EDWARD LADELL 1821-1886 AN ASTONISHING DEGREE OF REALISM
Superb Example of Still Life of Fruits Oil on canvas Painting by renowned English Artist Edward Ladell complete with an exceptional gilt period frame. Signed lower left usual initials EL.
A bunch of black grapes, two ripened peaches, a strawberry and a strand of pale gooseberries all resting on a carved oak bench.
Condition: Good condition, recently professionally cleaned. Frame re-gilt
Height: (entire including frame) 16.75” (42.5m). Width: (entire) 15.25” (38.5cm).
Shipped to Colwick, Nottinghamshire, England.
Edward Ladell was born in Suffolk in April 1821, the same month that John Constable completed “The Hay Wain” (National Gallery London.)
Ladell’s obituary in The Essex County Standard considered him ‘the foremost man of his day in fruit painting.’ He was entirely self-taught, having initially followed the profession of his father, Christmas Ladell, as a coachbuilder. A native of Colchester, he moved to Torquay and later to Exeter where he took a studio at 20 Queen’s Street. He exhibited at the Royal Academy between 1856 and 1886, and also at the British Institute, the Royal Society of British Artists, Suffolk Street and local West Country venues. Ladell became immensely successful and the finest English still life painter of his generation.

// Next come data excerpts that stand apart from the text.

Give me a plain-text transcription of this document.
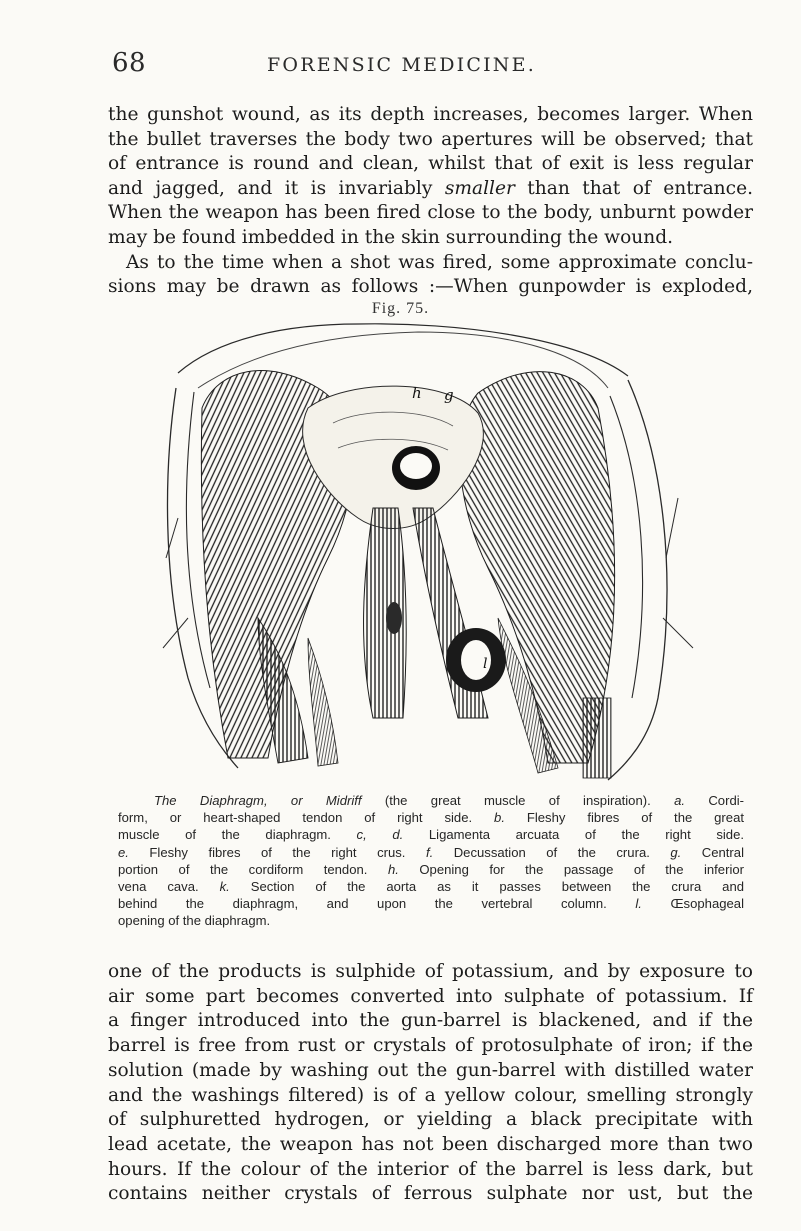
68	FORENSIC MEDICINE.

the gunshot wound, as its depth increases, becomes larger. When
the bullet traverses the body two apertures will be observed; that
of entrance is round and clean, whilst that of exit is less regular
and jagged, and it is invariably smaller than that of entrance.
When the weapon has been fired close to the body, unburnt powder
may be found imbedded in the skin surrounding the wound.
As to the time when a shot was fired, some approximate conclu-
sions may be drawn as follows :—When gunpowder is exploded,

Fig. 75.
h g
l

The Diaphragm, or Midriff (the great muscle of inspiration). a. Cordi-
form, or heart-shaped tendon of right side. b. Fleshy fibres of the great
muscle of the diaphragm. c, d. Ligamenta arcuata of the right side.
e. Fleshy fibres of the right crus. f. Decussation of the crura. g. Central
portion of the cordiform tendon. h. Opening for the passage of the inferior
vena cava. k. Section of the aorta as it passes between the crura and
behind the diaphragm, and upon the vertebral column. l. Œsophageal
opening of the diaphragm.

one of the products is sulphide of potassium, and by exposure to
air some part becomes converted into sulphate of potassium. If
a finger introduced into the gun-barrel is blackened, and if the
barrel is free from rust or crystals of protosulphate of iron; if the
solution (made by washing out the gun-barrel with distilled water
and the washings filtered) is of a yellow colour, smelling strongly
of sulphuretted hydrogen, or yielding a black precipitate with
lead acetate, the weapon has not been discharged more than two
hours. If the colour of the interior of the barrel is less dark, but
contains neither crystals of ferrous sulphate nor ust, but the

Ladell specialised in still lifes composed of fruit, flowers and a variety of objects including glass, tankards, china vases and bird’s nests. His technique achieved an astonishing degree of realism. Ladell’s paintings are always easily recognisable as he used to use the same articles over and over again on a marble ledge draped with an oriental rug. His work was much sought after and they often ensured flattering notices from the leading representative journals. His biographer Frank Lewis writes: ‘he paints with the fidelity of an old Dutchman and with the brilliancy of colour all of his own. A dead duck lying upon a board, as represented by Mr. Ladell, is a duck indeed...maybe it’s a branch from a raspberry bush laid carefully down, and while the fruit is round and luscious, over-ripe or scarcely ripe, the leaves whether fresh or fading, are represented with a verisimilitude that is marvellous.’
The work of Ladell is represented in the Bristol City Art Gallery, the Colchester and Essex Museum, the Royal Albert Memorial Museum in Essex, the Harrogate City Art Gallery, the Reading City Art Gallery and the Mappin Art Gallery, Sheffield.